# Has this ever happened to you?



## MakoPat (Mar 12, 2018)

In my neighborhood there are 3 stray kittens who make a pretty decent living from my neighbors. I have thought of trapping them to take to our local no-kill shelter, but it would cost $45. Plus cats are fast, smart, and all scratchy-bitey.

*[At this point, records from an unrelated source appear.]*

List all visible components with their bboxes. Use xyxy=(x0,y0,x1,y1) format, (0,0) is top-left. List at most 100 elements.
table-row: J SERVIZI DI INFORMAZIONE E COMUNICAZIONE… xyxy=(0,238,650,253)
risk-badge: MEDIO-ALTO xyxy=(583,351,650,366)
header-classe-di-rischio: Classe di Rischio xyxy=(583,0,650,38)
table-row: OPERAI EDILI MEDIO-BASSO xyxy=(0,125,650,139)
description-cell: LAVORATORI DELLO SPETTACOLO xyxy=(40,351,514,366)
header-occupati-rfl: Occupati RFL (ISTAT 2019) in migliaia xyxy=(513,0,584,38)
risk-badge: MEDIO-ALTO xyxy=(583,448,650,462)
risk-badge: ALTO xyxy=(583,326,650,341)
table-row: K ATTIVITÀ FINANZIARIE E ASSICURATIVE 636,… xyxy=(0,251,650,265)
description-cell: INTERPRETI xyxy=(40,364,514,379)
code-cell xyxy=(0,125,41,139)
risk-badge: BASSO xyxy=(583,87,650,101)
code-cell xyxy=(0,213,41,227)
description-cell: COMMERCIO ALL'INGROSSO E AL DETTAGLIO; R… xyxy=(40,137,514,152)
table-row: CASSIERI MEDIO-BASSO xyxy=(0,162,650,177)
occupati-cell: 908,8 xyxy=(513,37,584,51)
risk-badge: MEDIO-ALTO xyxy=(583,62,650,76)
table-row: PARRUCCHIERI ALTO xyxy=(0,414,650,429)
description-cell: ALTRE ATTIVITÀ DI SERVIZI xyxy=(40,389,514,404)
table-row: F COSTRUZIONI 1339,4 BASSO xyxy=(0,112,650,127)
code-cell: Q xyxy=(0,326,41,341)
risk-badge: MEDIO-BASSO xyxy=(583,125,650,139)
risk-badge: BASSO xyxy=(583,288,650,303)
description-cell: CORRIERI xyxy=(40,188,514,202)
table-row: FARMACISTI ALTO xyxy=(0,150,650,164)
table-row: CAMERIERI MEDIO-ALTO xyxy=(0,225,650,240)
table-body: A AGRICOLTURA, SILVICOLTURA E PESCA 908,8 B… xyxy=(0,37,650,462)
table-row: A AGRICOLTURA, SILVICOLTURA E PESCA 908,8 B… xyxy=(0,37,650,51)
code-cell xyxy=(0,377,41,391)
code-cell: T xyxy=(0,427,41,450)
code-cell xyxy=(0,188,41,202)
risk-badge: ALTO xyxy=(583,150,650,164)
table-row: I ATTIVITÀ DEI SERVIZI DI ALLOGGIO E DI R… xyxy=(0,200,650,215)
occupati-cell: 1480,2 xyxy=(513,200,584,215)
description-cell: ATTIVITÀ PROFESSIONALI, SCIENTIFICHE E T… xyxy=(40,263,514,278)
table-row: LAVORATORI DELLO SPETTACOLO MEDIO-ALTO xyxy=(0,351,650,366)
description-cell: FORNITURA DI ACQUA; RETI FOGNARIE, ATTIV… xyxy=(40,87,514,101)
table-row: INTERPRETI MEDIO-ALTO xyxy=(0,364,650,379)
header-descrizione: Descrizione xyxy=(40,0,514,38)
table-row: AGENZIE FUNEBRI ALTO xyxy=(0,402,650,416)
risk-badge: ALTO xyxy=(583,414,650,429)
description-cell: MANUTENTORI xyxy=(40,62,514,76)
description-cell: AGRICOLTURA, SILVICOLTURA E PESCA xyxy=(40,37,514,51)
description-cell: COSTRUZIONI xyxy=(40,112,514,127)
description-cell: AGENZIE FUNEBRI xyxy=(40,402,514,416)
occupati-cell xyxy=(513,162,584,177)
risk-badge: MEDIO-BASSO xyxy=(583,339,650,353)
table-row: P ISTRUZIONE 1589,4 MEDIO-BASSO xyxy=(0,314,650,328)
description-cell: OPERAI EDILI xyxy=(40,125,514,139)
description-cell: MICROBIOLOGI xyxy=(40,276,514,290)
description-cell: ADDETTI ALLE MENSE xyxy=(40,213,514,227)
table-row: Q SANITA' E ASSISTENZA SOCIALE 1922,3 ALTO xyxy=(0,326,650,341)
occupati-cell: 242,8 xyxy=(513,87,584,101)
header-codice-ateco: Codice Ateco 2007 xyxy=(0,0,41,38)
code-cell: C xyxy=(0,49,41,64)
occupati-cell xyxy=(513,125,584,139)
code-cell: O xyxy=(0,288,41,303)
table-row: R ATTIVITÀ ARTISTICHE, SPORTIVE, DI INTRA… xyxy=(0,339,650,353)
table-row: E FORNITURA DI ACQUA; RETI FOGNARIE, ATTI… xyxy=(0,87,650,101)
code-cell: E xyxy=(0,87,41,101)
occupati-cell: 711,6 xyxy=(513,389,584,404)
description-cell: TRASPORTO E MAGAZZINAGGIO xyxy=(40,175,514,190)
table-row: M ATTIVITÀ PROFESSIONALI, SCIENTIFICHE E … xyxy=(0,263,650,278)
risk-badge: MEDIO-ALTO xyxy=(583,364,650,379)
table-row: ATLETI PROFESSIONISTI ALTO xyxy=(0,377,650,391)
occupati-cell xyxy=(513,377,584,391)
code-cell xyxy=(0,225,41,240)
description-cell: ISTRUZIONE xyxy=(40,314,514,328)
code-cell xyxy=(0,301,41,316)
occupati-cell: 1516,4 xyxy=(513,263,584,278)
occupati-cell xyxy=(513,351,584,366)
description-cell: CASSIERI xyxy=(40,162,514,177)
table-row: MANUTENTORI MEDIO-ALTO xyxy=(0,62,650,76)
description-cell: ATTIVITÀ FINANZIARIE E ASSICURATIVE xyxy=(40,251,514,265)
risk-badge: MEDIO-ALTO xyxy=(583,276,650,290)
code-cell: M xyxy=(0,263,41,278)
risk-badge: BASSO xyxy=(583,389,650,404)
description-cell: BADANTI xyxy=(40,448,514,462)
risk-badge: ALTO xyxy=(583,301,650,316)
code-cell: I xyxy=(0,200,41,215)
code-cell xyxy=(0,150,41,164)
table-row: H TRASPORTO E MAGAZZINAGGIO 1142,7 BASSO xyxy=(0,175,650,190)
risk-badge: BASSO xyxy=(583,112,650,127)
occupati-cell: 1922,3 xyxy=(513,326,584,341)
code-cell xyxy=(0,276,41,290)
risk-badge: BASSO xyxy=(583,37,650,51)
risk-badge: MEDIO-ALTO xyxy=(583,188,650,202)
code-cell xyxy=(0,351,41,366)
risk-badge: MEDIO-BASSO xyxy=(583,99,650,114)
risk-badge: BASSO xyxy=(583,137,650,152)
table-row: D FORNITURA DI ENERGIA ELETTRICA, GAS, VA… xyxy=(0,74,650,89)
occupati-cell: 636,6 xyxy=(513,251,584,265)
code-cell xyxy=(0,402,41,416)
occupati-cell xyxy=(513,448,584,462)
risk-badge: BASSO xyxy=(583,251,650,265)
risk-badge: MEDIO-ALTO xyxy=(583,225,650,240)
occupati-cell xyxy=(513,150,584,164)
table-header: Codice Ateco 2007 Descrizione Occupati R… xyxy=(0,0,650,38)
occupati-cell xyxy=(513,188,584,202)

So today everytime I knocked the can around (no video of that because I forgot my stand) she would come out and inspect the "cat toy". It was drizzling rain while I collected my ammo. And she just made herself at home. I did go in and make a temporary rain shelter in the woods completw with boiled chicken bits and kibble. All 3 are in it bit it was too dark and rainy for a pic.

Apologies, the video is very shaky.


----------



## treefork (Feb 1, 2010)

Good man !


----------



## BushpotChef (Oct 7, 2017)

Youre a kind soul Pat very nice!

Sent using two thumbs and Tapatalk.


----------



## skropi (Mar 22, 2018)

Cats are my favourite pet. Thanks for taking care of them!


----------



## devils son in law (Sep 2, 2014)

Ahhhh ! Pat got 3 new kitties!!!


----------



## flipgun (Nov 14, 2012)

For several months now I have feeding a feral. It has a bum hind leg. I don't know if is a birth defect or it is the result of being hit by a car and surviving to tell the tale. I have named him (I hope, him ) Cassidy as in Hop-along . He has learned to come to eat when I whistle. Last winter I made him a lil' house for the worst days. So, I am right out there with Ya' Guy.


----------



## BushpotChef (Oct 7, 2017)

flipgun said:


> For several months now I have feeding a feral. It has a bum hind leg. I don't know if is a birth defect or it is the result of being hit by a car and surviving to tell the tale. I have named him (I hope, him ) Cassidy as in Hop-along . He has learned to come to eat when I whistle. Last winter I made him a lil' house for the worst days. So, I am right out there with Ya' Guy.


Very kind of you flip I bet ole Cassidys glad to have found you. 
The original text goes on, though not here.